The new identity is made up of a weird blue shiny gradient filled orb with the monogram “BW” stamped inside. A new typographic wordmark sits underneath, made up of a customised version of Costa Std. There is no crown referenced from the 60 year old logo, the badge has been dropped completely, as has the original typeface and the yellow, red and blue (even though Dorothy Dowling, Best Western senior vice president of marketing and sales, states the new blue is an important decision in keeping continuity with the brand). There is also a secondary versiopn of the logo, where the blue changes to red and the round orb changes to a soft cornered diamond, to represent the premium branch of the chain, Best Western Plus.

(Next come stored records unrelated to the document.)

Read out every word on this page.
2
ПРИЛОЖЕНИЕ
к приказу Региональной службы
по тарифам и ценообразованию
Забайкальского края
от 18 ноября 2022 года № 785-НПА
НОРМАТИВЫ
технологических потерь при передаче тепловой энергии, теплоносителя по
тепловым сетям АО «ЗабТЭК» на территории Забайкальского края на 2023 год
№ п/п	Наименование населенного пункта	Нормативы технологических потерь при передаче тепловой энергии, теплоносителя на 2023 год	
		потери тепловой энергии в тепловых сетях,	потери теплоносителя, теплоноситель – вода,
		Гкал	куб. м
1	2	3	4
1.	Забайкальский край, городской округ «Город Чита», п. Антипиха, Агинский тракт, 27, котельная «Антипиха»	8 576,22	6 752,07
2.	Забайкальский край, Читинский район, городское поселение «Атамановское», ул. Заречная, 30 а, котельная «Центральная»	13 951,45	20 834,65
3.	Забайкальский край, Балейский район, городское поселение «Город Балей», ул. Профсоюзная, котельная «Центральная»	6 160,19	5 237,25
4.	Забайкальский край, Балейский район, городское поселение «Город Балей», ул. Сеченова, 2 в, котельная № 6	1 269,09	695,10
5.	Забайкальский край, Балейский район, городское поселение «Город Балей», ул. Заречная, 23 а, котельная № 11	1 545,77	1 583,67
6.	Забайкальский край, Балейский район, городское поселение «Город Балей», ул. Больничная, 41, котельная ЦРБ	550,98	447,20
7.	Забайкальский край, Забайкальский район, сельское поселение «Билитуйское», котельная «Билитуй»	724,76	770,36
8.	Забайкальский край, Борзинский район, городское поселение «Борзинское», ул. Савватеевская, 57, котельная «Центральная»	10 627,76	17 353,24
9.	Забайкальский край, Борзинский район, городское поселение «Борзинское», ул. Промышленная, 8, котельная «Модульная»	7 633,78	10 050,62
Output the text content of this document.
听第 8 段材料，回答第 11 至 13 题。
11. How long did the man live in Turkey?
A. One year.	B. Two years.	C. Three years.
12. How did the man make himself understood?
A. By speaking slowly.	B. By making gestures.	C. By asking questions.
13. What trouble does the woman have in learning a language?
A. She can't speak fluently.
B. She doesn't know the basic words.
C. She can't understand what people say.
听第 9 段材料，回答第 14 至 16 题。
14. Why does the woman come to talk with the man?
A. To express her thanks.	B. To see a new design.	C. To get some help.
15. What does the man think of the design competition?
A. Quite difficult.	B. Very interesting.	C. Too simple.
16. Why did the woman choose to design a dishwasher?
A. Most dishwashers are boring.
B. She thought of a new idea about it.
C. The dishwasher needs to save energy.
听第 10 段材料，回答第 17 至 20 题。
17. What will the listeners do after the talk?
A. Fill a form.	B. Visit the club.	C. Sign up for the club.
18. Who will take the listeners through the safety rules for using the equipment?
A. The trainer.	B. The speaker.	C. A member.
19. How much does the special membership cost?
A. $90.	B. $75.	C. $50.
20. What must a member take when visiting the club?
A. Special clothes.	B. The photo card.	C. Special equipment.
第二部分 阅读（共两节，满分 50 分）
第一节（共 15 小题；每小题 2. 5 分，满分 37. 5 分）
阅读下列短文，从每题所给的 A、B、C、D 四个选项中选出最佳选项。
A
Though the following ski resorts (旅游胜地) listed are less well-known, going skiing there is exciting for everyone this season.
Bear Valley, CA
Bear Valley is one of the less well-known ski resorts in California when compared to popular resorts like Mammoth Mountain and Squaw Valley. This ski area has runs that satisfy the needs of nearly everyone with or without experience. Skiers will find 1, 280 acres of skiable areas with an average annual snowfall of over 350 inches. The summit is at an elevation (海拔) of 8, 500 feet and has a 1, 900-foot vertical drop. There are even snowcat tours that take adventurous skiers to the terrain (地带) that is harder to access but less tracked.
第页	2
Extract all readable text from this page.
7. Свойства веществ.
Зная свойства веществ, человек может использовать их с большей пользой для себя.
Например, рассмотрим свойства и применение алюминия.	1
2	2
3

For such a huge time, energy and money consuming transformation, was it all worth it? For me, the logo just looks so, well, old. The stale blue and whites represent something more of a pharmaceutical company or a tired old IT company from the 90s. The exclusion of all of the heritage elements from the old logo somehow makes it look much cheaper than before - the crown was an elegant representation of comfort and quality.
The refresh has already received a substantial amount of backlash online and in the media. The CEO of best Western, Rob Payne, claims the rebrand is “revolutionary” - I just do not understand. It seems like another case of client cold feet - a case we see too often in the creative world. If you’re going to take a risk, do it beautifully. otherwise you end up with an expensive, generic and unmemorable result.